GREENWICH, Conn. (CBSNewYork) -- Puppeteer and philanthropist Jane Henson, the widow of the legendary Jim Henson, died Tuesday at her home in Connecticut.
Mrs. Henson, who was the co-creator of the iconic Muppets, passed away following a long battle with cancer, according to a news release from the Jim Henson Foundation. She was 78.
Born in the St. Albans section of Queens, Jane Nebel met Jim Henson while studying fine arts education at the University of Maryland in 1954.
They created and performed the earliest Muppet characters on the television program "Sam and Friends," and soon made their first national television appearance on "The Tonight Show" with Steve Allen.
Jim and Jane Henson married in 1959 and had five children. They separated in 1986, but "continued to share their love of, and vision for, the Muppets," the release said.
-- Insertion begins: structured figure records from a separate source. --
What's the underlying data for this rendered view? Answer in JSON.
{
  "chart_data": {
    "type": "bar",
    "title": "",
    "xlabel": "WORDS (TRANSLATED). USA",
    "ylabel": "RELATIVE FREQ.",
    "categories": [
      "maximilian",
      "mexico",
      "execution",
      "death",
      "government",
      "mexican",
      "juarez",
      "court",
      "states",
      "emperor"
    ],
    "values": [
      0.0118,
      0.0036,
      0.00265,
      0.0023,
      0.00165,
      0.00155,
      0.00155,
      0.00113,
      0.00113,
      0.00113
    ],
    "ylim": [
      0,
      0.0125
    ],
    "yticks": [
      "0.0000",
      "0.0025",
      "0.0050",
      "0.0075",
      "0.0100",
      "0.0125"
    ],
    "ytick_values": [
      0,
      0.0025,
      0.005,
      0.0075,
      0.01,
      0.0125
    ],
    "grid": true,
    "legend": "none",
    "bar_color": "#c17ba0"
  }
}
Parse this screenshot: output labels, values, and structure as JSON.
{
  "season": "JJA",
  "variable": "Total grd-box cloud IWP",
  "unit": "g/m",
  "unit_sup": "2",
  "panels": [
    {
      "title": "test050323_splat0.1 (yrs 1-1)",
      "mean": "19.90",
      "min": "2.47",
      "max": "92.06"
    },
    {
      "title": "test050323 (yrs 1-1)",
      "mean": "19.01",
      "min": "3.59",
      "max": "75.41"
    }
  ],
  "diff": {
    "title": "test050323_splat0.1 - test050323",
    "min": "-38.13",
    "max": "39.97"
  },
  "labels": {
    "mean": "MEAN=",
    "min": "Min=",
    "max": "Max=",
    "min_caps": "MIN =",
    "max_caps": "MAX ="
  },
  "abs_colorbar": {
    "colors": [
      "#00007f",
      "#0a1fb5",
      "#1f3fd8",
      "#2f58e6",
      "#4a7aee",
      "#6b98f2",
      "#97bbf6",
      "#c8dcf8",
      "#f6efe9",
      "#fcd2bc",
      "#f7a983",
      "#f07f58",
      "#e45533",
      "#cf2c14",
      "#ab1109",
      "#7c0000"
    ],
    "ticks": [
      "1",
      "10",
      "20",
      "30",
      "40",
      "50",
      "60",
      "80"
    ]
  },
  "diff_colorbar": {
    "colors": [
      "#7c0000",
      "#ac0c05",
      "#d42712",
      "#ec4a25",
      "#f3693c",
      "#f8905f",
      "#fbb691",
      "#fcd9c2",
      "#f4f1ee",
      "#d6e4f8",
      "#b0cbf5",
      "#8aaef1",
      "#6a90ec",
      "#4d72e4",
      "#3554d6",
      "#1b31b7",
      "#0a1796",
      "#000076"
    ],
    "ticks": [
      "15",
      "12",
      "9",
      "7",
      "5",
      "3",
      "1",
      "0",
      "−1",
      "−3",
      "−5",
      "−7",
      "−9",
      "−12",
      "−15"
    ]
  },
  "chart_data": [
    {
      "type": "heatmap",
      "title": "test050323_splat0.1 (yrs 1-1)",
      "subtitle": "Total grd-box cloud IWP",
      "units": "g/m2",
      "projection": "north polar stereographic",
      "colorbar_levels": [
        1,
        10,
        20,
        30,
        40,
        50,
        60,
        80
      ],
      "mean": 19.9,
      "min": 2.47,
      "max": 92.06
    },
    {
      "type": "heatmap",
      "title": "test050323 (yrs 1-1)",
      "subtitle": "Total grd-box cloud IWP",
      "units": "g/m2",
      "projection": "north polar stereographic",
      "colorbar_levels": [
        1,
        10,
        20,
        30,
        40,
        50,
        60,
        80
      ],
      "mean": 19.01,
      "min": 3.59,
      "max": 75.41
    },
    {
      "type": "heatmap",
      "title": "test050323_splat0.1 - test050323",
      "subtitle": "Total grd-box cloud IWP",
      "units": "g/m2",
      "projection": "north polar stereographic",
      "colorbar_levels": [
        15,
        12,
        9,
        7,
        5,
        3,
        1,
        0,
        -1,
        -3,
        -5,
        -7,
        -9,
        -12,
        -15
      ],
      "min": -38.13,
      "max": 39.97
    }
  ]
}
While working with the Muppets, Mrs. Henson continued her fine arts studies at Catholic University in Washington, D.C., and became an art teacher at the Mead School for Human Development.
But she maintained her participation in the Jim Henson Company and worked with Jim Henson on projects including the "Sesame Street Live" and "Muppet Show on Tour" arena shows, the release said.
She also became the port of entry for many performers looking to get into the Muppets organization – including Steve Whitmire, who went on take over performing Kermit the Frog, and Ernie of "Sesame Street," after Jim Henson's death in 1990.
Mrs. Henson was also a board member of the Jim Henson Foundation, which was by Jim Henson in 1982 to develop the art of puppetry and is now headed by daughter Cheryl Henson. She also co-founded the National Puppetry Conference at the Eugene O'Neill Theater Center.